Oleh:
Marsahid Agung Sasongko*
I.
PROLOG
Hampir
setiap tahun dalam dekade terakhir ini bila diamati dengan
cermat berbagai informasi yang ada di media massa (cetak dan
elektronik), maka akan mendapati salah satu sisi yang diukir
oleh generasi remaja yang berintikan pelajar sekolah menengah.
Dalam
perjalanan sejarah telah tertoreh dengan tinta emas bagaimana
dominasi generasi muda (remaja) dalam menyingkap dan membangun
peradaban. Hampir semua pentas perubahan dunia tidak lepas dari
campur tangan generasi muda, termasuk juga penghancuran
peradaban Islam oleh pemuda Turki Kemal Attaturk. Merekalah
tumpuan pancaran semangat idealisme kehidupan. Perhatikan
bagaimana Rasulullah saw. merekrut para sahabat muda pada
awal-awal penyampaian risalah Islam. Sebutlah Ali bin Abi
Thalib, Zaid bin Haritsah, Mush ab bin Umair, Ammar bin Yasir,
Bilal dan yang lainnya. Ingatlah bagaimana para pemuda Indonesia
mempelopori persatuan dan kesatuan lewat Sumpah Pemuda -nya.
Perhatikan bagaimana arek-arek muda Surabaya mengasung
keangkaramurkaan tentara sekutu-NICA dengan keperkasaan mereka
di bawah sulutan takbir Bung Tomo. Lihat bagaimana para pemuda
menjadi motor reformasi. Perhatikan bagaimana kualitas mereka di
panggung sejarah.
Namun
sekarang, tengoklah zaman dan keadaan. Sepuluh atau lima belas
tahun terakhir ini, remaja-remaja kota besar di Indonesia
(bahkan kini merambah ke kota-kota kecil), menampakkan berbagai
penyimpangan perilaku sosial dan seksual yang semakin
mengkhawatirkan. Budaya tawuran, perkelahian pelajar, seolah
merupakan penyakit warisan yang sulit disembuhkan. Selama
periode ini ratusan pelajar SMU/SMK (bahkan SLTP) menjadi
korban, belum termasuk yang meninggal dunia serta aneka
kendaraan bermotor dan bangunan yang ikut hancur.
Bagaimana
pula perilaku mereka di pusat-pusat perbelanjaan di Jakarta,
Bandung, Surabaya dan kota-kota lainnya, gaya hidup remaja yang
glamour, konsumtif, urakan dan cenderung west life
(kebarat-baratan). Sulit dimengerti bahwa mereka ternyata
mayoritas remaja muslim. Mereka terbenam dalam hingar bingar
musik, pesta, cinta, dan perilaku yang destruktif. Gersang iman
dan ketenangan jiwa. Belum lagi penyimpangan perilaku seksual
mereka yang memprihatinkan.
Sebuah surat kabar harian lokal
Lampung dalam suatu edisinya memberitakan tentang penangkapan
beberapa orang ABG SMU/SMK sedang beroperasi sebagai WTS oleh
petugas Kamtib dalam suatu razia di Bengkulu dan Serang.
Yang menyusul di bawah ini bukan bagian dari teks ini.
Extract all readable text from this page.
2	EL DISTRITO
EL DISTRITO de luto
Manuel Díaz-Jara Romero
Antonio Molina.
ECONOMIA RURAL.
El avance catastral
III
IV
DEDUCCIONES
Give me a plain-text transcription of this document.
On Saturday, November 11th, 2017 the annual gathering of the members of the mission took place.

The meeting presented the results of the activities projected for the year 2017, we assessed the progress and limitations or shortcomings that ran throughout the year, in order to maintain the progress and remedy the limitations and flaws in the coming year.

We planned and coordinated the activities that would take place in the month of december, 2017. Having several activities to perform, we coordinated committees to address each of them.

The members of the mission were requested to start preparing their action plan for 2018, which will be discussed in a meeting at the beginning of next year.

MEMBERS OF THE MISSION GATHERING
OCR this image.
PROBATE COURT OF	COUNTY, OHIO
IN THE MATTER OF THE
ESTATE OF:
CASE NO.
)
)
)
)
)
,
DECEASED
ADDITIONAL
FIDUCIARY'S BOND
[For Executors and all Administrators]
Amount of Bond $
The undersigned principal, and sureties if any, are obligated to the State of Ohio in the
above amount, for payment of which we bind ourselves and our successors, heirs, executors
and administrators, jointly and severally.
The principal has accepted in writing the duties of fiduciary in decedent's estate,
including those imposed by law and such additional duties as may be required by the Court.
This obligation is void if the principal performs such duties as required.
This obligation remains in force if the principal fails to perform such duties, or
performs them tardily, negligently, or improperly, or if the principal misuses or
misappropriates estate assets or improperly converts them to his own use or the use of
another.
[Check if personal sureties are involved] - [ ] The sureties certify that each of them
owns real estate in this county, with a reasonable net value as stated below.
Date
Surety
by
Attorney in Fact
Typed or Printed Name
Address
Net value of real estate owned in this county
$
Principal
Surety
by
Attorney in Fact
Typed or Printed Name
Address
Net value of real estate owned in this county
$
Prestasi kelam para remaja pun semakin berderet panjang dengan
kasus-kasus penyalahgunaan narkoba, pesta seks, kumpul kebo,
pemerkosaan, dsb. yang banyak melibatkan remaja. Generasi yang
katanya harapan bangsa.
II.
ANTARA HARAPAN DAN KENYATAAN
Dakwah
merupakan suatu proses dan struktur yang berkesinambungan. Dalam
mencapai target dan hasil yang optimal, tidak boleh ada
celah-celah yang dibiarkan kosong. Namun selama ini tampaknya
ada (banyak?) mata rantai yang terputus, hilang terabaikan dan
belum sempat tersentuh. Potret remaja masa kini di atas adalah
salah satu bukti dari masih adanya mata rantai yang putus atawa
celah dakwah yang terabaikan. Mengapa remaja kita saat ini ber-
prestasi kelam padahal mereka (katanya) adalah generasi harapan
? Bisa jadi karena kurangnya perhatian gerakan (dakwah) Islam
terhadap para remaja/pelajar, atau karena gencarnya serangan
musuh-musuh Islam yang belum bisa diimbangi oleh para aktivis
dakwah kita karena terbatasnya SDM dakwah. Remaja kita, umumnya
dari kecil mereka dibina melalui TPA/TKA, namun ketika menginjak
dewasa (SLTP-SMU/SMK), pembinaan mereka terputus karena tidak
adanya pembinaan di tingkat itu. Baru setelah memasuki tingkat
universitas mereka mendapatkan pembinaan kembali, itupun tidak
semuanya bisa ditarik lagi karena sudah terkena Ghazwul Fikri.
Selama
ini memang terlihat bahwa ada kecenderungan para kader/aktivis
dan para pendukung dakwah lebih banyak memfasilitasi dakwah
mereka yang berada di golongan mapan; mahasiswa. Sehingga tak
heran selama ini dinamika dakwah kampus terlihat lebih semarak,
lebih hidup, dan lebih terdengar kelangsungannya ketimbang
komunitas dakwah lain. Dalam Lpj-nya, sebuah DPD partai dakwah
di suatu daerah melaporkan bahwa untuk bid. Pemuda, hanya
program koordinasi dakwah kampus yang terlaksana, sedangkan
program lain belum dapat dilaksanakan (anehnya dalam
program-program lain itu, dakwah sekolah tidak tercantum !)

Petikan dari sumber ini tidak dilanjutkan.